А сегодня в Еврейском музее, где древние книги, рукописные и ритуальные священные предметы, история еврейского народа, я вдруг поняла моего второго мужа, Маврикия Александровича Минца, не смогшего меня познакомить со своей матерью, 70-летней еврейкой старых понятий и обычаев, не могшей и допустить, чтобы ее сын женился на русской. Брак шел, уже был сын, ничего нельзя было изменить — как и в воле его старозаветной еврейки-матери.

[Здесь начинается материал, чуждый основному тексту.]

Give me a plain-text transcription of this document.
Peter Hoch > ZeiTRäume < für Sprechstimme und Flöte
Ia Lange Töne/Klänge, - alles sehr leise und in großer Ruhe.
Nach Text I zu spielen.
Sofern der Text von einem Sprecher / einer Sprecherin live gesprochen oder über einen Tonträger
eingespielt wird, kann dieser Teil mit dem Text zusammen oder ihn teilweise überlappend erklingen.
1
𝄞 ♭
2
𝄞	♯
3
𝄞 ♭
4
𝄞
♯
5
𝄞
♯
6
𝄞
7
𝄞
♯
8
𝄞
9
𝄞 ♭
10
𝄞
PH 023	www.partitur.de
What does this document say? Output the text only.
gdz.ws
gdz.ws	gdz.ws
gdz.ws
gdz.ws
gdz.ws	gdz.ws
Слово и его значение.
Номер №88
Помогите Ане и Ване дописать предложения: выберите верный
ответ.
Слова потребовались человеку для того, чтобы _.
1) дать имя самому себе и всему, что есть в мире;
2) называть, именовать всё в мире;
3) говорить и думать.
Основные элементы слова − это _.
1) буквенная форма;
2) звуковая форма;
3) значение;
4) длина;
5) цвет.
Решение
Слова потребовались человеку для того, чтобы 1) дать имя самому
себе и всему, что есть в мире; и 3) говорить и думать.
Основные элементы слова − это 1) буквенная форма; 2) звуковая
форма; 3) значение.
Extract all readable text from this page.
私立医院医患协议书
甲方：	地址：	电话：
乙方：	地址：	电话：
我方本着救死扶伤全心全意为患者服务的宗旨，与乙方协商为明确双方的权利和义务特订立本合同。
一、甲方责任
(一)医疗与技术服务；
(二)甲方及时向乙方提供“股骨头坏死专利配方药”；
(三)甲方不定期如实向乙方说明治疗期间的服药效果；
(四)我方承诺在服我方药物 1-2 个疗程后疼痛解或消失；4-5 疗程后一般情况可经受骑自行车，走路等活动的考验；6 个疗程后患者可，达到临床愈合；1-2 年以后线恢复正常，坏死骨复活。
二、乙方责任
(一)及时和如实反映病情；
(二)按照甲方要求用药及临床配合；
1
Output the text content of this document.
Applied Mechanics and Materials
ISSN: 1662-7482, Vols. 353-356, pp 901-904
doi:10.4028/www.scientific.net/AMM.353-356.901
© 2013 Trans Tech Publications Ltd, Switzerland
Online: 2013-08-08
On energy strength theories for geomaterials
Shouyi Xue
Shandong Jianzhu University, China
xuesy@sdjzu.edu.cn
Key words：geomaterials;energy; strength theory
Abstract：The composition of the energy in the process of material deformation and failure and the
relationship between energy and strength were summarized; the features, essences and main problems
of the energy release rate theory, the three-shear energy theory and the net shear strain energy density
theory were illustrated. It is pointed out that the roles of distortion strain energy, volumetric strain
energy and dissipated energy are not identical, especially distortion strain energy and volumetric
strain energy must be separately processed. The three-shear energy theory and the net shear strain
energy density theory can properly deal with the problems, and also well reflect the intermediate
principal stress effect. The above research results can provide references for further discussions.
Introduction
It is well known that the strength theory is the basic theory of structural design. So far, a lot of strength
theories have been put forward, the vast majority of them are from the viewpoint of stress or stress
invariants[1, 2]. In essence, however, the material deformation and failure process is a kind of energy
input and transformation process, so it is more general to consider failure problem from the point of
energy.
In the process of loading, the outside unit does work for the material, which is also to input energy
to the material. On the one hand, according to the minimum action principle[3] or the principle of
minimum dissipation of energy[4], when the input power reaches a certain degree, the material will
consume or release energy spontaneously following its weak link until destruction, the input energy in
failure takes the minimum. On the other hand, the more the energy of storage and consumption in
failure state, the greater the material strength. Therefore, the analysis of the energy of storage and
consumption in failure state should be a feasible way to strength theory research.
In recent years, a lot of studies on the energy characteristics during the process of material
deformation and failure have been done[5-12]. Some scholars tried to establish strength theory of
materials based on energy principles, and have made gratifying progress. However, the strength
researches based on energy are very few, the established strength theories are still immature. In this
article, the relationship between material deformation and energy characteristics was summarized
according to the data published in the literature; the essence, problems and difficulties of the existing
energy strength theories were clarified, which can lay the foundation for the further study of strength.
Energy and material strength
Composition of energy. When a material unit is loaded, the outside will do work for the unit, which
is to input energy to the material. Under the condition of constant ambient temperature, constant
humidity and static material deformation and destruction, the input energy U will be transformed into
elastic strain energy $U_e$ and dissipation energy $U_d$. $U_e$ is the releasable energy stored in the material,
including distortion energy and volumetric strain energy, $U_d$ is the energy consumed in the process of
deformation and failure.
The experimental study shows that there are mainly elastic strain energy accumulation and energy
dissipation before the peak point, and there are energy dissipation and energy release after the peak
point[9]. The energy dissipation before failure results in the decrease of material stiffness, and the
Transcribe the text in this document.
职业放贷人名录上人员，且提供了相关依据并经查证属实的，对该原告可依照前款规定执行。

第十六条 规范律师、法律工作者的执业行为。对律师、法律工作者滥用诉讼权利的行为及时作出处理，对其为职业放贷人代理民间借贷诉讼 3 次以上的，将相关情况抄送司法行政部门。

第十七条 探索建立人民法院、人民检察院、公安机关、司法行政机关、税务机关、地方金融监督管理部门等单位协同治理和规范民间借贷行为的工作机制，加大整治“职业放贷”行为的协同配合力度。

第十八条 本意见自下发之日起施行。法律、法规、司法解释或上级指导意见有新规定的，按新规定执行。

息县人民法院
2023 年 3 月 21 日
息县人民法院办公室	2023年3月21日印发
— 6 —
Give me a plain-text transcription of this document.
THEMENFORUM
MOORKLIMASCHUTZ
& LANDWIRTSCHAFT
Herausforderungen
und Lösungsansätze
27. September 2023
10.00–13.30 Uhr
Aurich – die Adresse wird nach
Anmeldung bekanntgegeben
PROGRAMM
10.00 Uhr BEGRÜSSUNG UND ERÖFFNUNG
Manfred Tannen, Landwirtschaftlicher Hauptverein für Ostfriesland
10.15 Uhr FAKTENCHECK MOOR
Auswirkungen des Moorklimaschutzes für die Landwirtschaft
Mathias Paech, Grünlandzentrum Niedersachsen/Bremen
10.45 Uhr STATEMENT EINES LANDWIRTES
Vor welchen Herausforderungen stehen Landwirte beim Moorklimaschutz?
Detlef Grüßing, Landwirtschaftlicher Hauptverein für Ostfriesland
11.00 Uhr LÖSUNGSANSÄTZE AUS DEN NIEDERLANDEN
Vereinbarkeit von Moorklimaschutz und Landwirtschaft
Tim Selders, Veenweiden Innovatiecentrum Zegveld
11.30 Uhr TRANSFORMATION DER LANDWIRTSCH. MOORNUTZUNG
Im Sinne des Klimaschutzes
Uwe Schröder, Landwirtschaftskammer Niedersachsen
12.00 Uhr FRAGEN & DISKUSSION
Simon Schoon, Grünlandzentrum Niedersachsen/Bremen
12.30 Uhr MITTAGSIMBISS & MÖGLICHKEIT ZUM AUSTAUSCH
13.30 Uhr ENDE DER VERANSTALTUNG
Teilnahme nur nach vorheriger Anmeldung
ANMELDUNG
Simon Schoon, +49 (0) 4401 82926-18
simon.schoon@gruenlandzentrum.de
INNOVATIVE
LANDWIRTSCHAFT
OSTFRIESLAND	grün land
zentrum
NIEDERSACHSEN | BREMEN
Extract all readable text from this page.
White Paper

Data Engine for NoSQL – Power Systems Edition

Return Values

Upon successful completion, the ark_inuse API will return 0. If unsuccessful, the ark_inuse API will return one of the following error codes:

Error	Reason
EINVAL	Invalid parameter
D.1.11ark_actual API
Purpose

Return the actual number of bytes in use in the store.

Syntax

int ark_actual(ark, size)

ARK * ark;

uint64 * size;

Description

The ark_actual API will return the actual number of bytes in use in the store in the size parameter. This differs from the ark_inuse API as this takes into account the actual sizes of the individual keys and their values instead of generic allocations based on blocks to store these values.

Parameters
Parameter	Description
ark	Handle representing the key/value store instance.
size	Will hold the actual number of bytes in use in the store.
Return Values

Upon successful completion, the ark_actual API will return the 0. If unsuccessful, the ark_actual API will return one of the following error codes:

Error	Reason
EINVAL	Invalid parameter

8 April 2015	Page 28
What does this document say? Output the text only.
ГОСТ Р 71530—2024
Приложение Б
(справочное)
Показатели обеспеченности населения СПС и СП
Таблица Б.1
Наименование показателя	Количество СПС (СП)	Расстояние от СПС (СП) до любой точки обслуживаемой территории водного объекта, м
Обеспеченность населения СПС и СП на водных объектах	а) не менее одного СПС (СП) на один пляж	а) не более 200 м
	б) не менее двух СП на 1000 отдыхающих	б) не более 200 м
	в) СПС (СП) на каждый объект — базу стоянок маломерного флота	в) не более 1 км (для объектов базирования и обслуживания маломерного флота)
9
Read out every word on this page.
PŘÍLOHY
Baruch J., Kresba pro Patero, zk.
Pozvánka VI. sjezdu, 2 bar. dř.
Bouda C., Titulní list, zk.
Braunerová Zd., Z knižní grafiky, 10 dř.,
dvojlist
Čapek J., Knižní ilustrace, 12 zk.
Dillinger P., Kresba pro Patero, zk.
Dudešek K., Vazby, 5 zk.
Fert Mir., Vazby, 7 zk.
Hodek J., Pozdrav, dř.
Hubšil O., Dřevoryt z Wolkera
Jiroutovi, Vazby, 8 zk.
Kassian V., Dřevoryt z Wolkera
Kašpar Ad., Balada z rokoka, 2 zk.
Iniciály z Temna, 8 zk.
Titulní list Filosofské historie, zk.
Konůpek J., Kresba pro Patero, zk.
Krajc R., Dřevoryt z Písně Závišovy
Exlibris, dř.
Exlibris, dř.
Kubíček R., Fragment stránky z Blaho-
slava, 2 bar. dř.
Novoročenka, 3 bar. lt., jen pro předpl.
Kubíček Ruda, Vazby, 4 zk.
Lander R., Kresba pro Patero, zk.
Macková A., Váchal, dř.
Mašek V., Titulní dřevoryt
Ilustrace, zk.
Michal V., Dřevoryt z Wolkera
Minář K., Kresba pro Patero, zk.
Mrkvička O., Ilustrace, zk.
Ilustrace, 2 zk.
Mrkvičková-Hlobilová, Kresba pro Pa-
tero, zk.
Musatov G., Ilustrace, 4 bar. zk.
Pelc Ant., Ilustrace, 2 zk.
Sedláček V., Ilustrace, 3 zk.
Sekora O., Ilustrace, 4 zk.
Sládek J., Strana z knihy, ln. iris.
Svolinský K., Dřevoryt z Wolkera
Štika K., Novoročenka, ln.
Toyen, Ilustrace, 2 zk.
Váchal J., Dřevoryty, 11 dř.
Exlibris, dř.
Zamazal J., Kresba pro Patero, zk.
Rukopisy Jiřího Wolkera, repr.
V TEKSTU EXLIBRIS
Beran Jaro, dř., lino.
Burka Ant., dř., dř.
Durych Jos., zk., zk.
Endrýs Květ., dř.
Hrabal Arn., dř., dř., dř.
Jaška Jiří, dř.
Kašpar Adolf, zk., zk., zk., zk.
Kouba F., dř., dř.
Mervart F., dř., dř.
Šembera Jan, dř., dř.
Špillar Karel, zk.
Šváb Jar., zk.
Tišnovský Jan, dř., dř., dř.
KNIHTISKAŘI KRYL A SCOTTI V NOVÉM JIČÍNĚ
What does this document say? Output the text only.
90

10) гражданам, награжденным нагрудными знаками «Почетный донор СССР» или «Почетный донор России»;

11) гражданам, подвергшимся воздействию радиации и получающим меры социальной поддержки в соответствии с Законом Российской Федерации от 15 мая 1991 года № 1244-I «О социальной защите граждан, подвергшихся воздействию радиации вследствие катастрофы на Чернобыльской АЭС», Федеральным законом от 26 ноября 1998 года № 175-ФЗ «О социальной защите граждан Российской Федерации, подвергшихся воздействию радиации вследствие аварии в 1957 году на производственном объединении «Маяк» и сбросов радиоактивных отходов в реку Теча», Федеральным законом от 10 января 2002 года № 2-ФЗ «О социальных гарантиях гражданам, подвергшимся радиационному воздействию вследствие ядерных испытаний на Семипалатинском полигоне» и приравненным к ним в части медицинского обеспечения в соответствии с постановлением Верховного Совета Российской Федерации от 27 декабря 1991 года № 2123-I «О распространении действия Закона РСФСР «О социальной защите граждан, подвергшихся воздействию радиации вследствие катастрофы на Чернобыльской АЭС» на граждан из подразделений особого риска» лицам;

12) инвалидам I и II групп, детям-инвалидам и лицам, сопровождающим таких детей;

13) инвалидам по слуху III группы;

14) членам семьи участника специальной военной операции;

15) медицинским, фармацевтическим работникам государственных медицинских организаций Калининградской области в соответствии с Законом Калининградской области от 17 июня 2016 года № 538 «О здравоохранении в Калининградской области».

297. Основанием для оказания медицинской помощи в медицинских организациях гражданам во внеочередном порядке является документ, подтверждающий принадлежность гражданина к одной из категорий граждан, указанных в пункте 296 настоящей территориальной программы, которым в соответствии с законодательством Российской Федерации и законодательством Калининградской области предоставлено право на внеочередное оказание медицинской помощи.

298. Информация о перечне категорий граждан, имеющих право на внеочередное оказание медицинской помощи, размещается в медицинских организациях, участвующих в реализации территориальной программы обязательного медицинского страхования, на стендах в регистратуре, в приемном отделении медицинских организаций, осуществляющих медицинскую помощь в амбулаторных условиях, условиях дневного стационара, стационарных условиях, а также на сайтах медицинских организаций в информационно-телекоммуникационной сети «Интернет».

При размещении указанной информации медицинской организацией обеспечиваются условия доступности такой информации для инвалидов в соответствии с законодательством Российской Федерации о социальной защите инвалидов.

Жизнь решила иначе: Маврикий умер 31 года[326], на 9 лет меня старше, по вине врачей, не сделавших операции, а сын — через полтора месяца после отца, от дизентерии, в Коктебеле, где похоронен, и на его крестике (был крещен) надпись: Алеша Минц-Цветаев[327], — его жизни было 1 год 3 недели. До него за три дня от того же умер двух с половиной лет Алик Курдюмов[328], и два небольших креста до сих пор стоят, как два брата, рядышком. Вместе играли они, вместе ушли на тот свет.